Helix Testing Explained

Helix Testing is revolutionising the way we ensure safety and quality in various industries. Helix tests analyse and check the strength of the steam penetration in an autoclave, which in turn is a machine that is crucial for sterilising equipment and ensuring biosecurity in medical settings and establishments (as well as other environments).

How does Helix Testing work?

Through meticulous testing procedures, the Helix Test evaluates the air removal and steam penetration within autoclaves, verifying that all areas receive adequate sterilisation. This process involves placing a specially designed Helix test kit into the geometric centre of the chamber of the autoclave to assess air removal and steam penetration under real-world conditions.

By simulating realistic sterilisation scenarios, the Helix Test provides valuable insights into how well autoclaves perform in eliminating harmful microorganisms. It offers a comprehensive assessment of an autoclave's effectiveness in safeguarding against contamination and infection risks, serving as a critical tool for maintaining stringent hygiene standards across industries where sterilisation is paramount.

Key factors

  • By conducting regular Helix tests (at least once per day), autoclave users can verify that sterilisation processes are functioning correctly and efficiently.
  • Helix Testing also helps to identify any potential issues or malfunctions in autoclaves before they escalate into more significant problems.
  • Maintaining accurate records of Helix Testing results is essential for regulatory compliance and quality assurance purposes. These records will also help with troubleshooting should the autoclave start having problems.

What does it test for?

The Helix test assesses various parameters such as air removal, temperature, pressure, and time during the sterilisation process. It checks for proper air removal, steam penetration and distribution within the autoclave chamber to ensure thorough sterilisation of instruments or equipment, as well as whether the autoclave is reaching and maintaining the required temperature throughout the cycle.

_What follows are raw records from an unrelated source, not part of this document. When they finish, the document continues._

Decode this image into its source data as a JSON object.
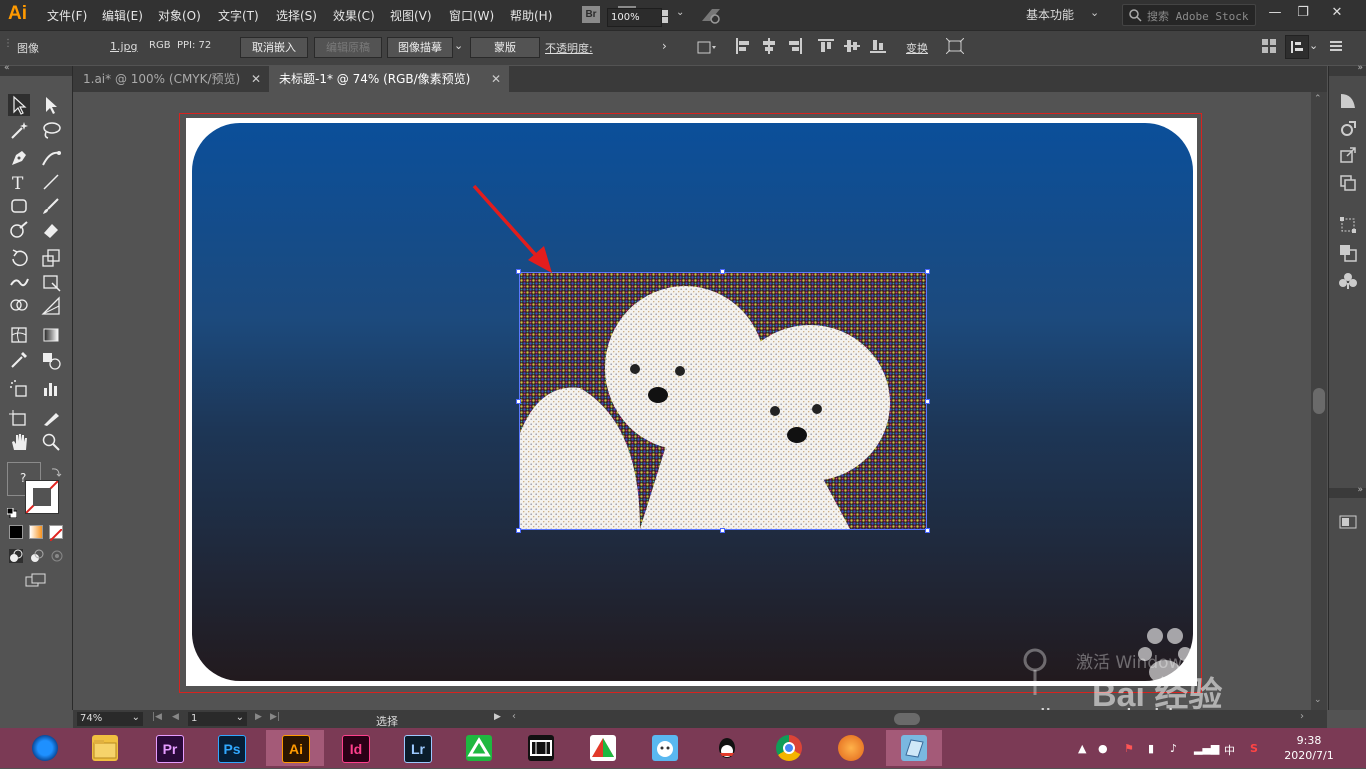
{
  "app": {
    "logo": "Ai"
  },
  "menu": [
    {
      "id": "file",
      "label": "文件(F)"
    },
    {
      "id": "edit",
      "label": "编辑(E)"
    },
    {
      "id": "object",
      "label": "对象(O)"
    },
    {
      "id": "type",
      "label": "文字(T)"
    },
    {
      "id": "select",
      "label": "选择(S)"
    },
    {
      "id": "effect",
      "label": "效果(C)"
    },
    {
      "id": "view",
      "label": "视图(V)"
    },
    {
      "id": "window",
      "label": "窗口(W)"
    },
    {
      "id": "help",
      "label": "帮助(H)"
    }
  ],
  "menubar_icons": {
    "bridge": "Br",
    "stock": "St"
  },
  "workspace": {
    "label": "基本功能"
  },
  "search": {
    "placeholder": "搜索 Adobe Stock"
  },
  "control": {
    "object_type": "图像",
    "file_name": "1.jpg",
    "color_mode": "RGB",
    "ppi": "PPI: 72",
    "unembed": "取消嵌入",
    "edit_original": "编辑原稿",
    "image_trace": "图像描摹",
    "mask": "蒙版",
    "opacity_label": "不透明度:",
    "opacity_value": "100%",
    "transform": "变换"
  },
  "tabs": [
    {
      "label": "1.ai* @ 100% (CMYK/预览)",
      "active": false
    },
    {
      "label": "未标题-1* @ 74% (RGB/像素预览)",
      "active": true
    }
  ],
  "status": {
    "zoom": "74%",
    "page": "1",
    "tool": "选择"
  },
  "tools": {
    "question": "?"
  },
  "colors": {
    "menubar": "#323232",
    "panel": "#535353",
    "accent_ai": "#ff9a00",
    "selection": "#4a68ff",
    "artboard_border": "#d7231f",
    "taskbar": "#7b3a55"
  },
  "taskbar": {
    "apps": [
      {
        "name": "browser",
        "label": ""
      },
      {
        "name": "explorer",
        "label": ""
      },
      {
        "name": "premiere",
        "label": "Pr"
      },
      {
        "name": "photoshop",
        "label": "Ps"
      },
      {
        "name": "illustrator",
        "label": "Ai"
      },
      {
        "name": "indesign",
        "label": "Id"
      },
      {
        "name": "lightroom",
        "label": "Lr"
      },
      {
        "name": "app-green",
        "label": ""
      },
      {
        "name": "video-editor",
        "label": ""
      },
      {
        "name": "app-triangle",
        "label": ""
      },
      {
        "name": "app-cat",
        "label": ""
      },
      {
        "name": "qq",
        "label": ""
      },
      {
        "name": "chrome",
        "label": ""
      },
      {
        "name": "app-orange",
        "label": ""
      },
      {
        "name": "app-book",
        "label": ""
      }
    ],
    "ime": "中",
    "time": "9:38",
    "date": "2020/7/1"
  },
  "watermark": {
    "activate": "激活 Windows",
    "brand": "Bai 经验",
    "url": "jingyan.baidu.com"
  }
}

Risks of inadequate sterilisation

Depending on the setting and items the autoclave is being used in and for, risks of inadequate sterilisation can include cross contamination of equipment, spread of infectious pathogens and serious health problems for those who may be exposed. In addition, users who fail to sterilise equipment properly, especially in the healthcare sector, may be open to litigation, fines, resulting poor reputation and (in some cases) even removal from professional registers such as the GDC Register (dentistry) or the Health and Care Professions Council.